While statistical data is a lot to digest all at once, the team essays and player comments make for some great reading and a few laughs. The introduction on the Nationals is particularly insightful, given the less-than-exciting news out of Viera, Fla., this spring.

“Getting two prospects for every veteran unlikely to be a part of the first great Nats team sounds great in the abstract, but, unfortunately, there weren’t that many desirable veterans to deal,” the authors write of last season. “Otherwise, this might have been a rebuilding project achieved as quickly as what’s already happened twice in Florida. Instead, the Nats will be forced to try to get by, in the lineup, on the bench, but particularly on the pitching staff.”

The refreshing thing about “Baseball Prospectus” authors, who also write for an excellent Web site, is that they usually will not allow their analysis to kill the joy of the game. They are sensitive to the notion that the use of statistics in the absence of more traditional analysis can alienate some baseball fans.

“We’ve made an effort in the last couple of years to really balance things,” Kahrl said. “The idea of having one form of analysis being the only right way just isn’t true.”

That said, many of the comments on individual players in this recent volume came off a little too dry, and lacked the wit and sarcasm of past books. Moreover, there are times when it seems the authors are too quick to point out even the most minute flaws in a player’s skills. Take the book’s comments on National League MVP Ryan Howard, for instance:

“Historically, players like Howard … tended to have high but brief peak periods. The Phillies should have a three-year window in which they can expect this kind of production from Howard, but should not plan beyond that.”

Quick criticism aside, the book also contains five essays of varying lengths.

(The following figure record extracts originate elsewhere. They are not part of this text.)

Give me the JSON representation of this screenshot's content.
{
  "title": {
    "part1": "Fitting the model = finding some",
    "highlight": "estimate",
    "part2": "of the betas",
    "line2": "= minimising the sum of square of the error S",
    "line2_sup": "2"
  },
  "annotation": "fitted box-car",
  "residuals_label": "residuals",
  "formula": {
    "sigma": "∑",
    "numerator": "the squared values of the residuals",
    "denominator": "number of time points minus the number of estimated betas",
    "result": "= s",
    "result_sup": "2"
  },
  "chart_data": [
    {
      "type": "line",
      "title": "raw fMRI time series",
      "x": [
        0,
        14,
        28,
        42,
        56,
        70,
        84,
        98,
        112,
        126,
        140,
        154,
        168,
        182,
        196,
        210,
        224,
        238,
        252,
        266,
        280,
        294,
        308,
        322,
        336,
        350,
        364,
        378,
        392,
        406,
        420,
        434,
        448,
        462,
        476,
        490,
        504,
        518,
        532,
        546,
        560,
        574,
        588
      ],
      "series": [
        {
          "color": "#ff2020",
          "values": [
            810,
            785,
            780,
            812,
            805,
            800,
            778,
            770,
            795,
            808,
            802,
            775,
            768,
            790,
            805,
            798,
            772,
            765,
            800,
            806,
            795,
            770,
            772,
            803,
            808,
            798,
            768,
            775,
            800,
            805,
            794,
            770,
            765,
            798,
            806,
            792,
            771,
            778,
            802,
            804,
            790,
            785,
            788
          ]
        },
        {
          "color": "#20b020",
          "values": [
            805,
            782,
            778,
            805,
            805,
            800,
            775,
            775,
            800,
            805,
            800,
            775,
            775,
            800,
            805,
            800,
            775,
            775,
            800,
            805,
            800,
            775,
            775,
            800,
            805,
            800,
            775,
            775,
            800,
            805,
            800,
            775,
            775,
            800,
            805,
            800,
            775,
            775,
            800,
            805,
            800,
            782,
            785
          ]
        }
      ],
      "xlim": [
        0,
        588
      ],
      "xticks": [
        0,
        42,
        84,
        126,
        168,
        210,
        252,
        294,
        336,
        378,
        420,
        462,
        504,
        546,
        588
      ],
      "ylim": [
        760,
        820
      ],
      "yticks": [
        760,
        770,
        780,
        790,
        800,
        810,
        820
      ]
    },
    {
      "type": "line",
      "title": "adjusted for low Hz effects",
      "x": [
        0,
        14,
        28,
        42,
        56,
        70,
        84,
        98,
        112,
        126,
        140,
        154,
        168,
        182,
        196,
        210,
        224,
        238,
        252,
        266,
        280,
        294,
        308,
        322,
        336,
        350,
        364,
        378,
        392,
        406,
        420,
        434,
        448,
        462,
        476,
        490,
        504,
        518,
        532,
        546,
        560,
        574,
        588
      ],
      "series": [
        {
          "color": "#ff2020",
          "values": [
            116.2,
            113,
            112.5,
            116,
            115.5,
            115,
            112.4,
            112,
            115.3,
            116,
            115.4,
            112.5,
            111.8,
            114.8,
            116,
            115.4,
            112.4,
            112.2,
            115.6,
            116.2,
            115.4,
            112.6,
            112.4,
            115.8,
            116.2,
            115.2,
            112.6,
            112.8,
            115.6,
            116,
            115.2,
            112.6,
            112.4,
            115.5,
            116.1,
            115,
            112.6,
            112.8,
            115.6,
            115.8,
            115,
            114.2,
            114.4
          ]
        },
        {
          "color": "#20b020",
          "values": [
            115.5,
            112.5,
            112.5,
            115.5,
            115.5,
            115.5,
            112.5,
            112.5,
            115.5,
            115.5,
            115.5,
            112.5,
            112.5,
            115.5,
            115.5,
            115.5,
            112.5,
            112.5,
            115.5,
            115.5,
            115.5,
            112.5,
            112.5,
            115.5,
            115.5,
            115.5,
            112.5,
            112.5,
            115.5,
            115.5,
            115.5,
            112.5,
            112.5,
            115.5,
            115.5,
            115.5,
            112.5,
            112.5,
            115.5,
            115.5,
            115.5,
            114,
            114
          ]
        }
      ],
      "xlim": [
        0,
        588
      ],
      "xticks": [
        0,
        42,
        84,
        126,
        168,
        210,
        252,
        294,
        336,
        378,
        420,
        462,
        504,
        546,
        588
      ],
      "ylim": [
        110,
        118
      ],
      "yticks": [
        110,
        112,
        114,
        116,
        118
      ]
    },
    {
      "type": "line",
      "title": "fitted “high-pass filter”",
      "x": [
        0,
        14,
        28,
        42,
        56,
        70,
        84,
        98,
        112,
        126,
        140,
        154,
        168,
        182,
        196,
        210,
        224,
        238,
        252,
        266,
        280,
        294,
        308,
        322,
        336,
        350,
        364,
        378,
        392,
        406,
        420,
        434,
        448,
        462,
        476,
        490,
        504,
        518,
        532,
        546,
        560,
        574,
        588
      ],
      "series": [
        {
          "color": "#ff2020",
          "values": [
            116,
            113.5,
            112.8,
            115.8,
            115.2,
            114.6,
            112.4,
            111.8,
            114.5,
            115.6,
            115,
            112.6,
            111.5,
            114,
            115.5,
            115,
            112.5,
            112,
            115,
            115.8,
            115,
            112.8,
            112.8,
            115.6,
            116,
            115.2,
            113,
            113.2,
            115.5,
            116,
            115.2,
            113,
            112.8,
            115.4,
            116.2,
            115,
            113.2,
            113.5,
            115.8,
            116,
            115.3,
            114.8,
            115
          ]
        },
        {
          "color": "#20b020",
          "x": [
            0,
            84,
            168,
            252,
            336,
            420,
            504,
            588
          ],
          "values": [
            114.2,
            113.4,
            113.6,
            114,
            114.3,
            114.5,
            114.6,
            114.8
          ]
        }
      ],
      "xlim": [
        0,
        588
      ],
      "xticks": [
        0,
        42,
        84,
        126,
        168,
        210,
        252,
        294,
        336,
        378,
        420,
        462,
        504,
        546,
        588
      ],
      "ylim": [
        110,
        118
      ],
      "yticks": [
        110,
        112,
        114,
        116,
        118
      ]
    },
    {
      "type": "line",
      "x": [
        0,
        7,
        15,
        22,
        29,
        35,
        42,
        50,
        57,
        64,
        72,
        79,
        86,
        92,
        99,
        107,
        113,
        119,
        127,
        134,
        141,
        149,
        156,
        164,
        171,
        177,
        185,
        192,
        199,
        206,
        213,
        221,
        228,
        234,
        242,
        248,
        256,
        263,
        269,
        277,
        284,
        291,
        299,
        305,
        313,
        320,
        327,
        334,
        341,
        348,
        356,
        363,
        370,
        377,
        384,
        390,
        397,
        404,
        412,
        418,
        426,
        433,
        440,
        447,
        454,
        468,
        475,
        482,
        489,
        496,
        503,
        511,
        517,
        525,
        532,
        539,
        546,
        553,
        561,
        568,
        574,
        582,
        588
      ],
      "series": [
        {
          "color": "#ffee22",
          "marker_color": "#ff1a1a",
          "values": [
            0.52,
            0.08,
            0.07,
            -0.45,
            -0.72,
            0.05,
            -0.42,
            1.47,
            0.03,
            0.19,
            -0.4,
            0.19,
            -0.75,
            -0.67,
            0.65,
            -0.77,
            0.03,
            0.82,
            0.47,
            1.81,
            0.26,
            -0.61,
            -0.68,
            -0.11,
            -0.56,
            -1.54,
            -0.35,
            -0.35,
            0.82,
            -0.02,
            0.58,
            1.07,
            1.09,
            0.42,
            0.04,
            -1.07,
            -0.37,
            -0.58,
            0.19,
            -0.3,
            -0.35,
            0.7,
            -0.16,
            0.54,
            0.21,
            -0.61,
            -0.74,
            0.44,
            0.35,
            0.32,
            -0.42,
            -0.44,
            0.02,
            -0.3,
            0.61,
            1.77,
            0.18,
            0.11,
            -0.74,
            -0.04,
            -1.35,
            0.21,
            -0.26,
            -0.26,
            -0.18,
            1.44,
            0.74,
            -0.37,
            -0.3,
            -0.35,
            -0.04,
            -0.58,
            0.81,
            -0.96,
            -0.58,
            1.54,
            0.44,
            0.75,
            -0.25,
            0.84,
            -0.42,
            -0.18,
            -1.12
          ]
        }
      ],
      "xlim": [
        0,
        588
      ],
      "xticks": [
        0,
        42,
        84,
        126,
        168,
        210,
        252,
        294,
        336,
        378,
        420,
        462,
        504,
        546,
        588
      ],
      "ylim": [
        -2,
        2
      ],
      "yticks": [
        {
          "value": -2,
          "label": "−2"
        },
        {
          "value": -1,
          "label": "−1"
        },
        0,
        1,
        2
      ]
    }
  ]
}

The essay by Will Weiss taking a look at the push for environmentally friendly stadium construction, while timely, was too heavy on references to carbon emissions and too light on how the “green” building concept will affect the average fan. Al Gore might like this piece, but most baseball fans might choose to skip it.

An ambitious reader will want to read an essay by Keith Woolner in which he breaks some new ground analyzing the significance of pitch counts. (Warning: This one was a tough slog. Lots of charts, graphs and mathematical formulas. Have some Gatorade and a Powerbar handy.)

More digestible essays include a piece by Maury Brown, who provides a solid overview of many of the business issues facing the game today, including the new collective bargaining agreement. Jay Jaffe and Will Carroll contribute a good analysis on what effect last season’s ban on amphetamines had on player performance. (Answer: There wasn’t one.)

Personally, I found “Baseball by the Numbers,” a book published last year by the “Baseball Prospectus” staff, to feature a more informative collection of essays. But those found in this volume offer a nice complement to the dense statistical data.

Overall, “Baseball Prospectus” succeeds again in giving us one of the more valuable resources to prepare for the upcoming season. It’s not Metro or beach reading, but if taken in pieces, it will enhance your understanding of the summertime game.

“Baseball Prospectus” authors will be discussing the book and signing copies March 10 at Politics and Prose Bookstore and Coffeehouse at 5015 Connecticut Ave. NW.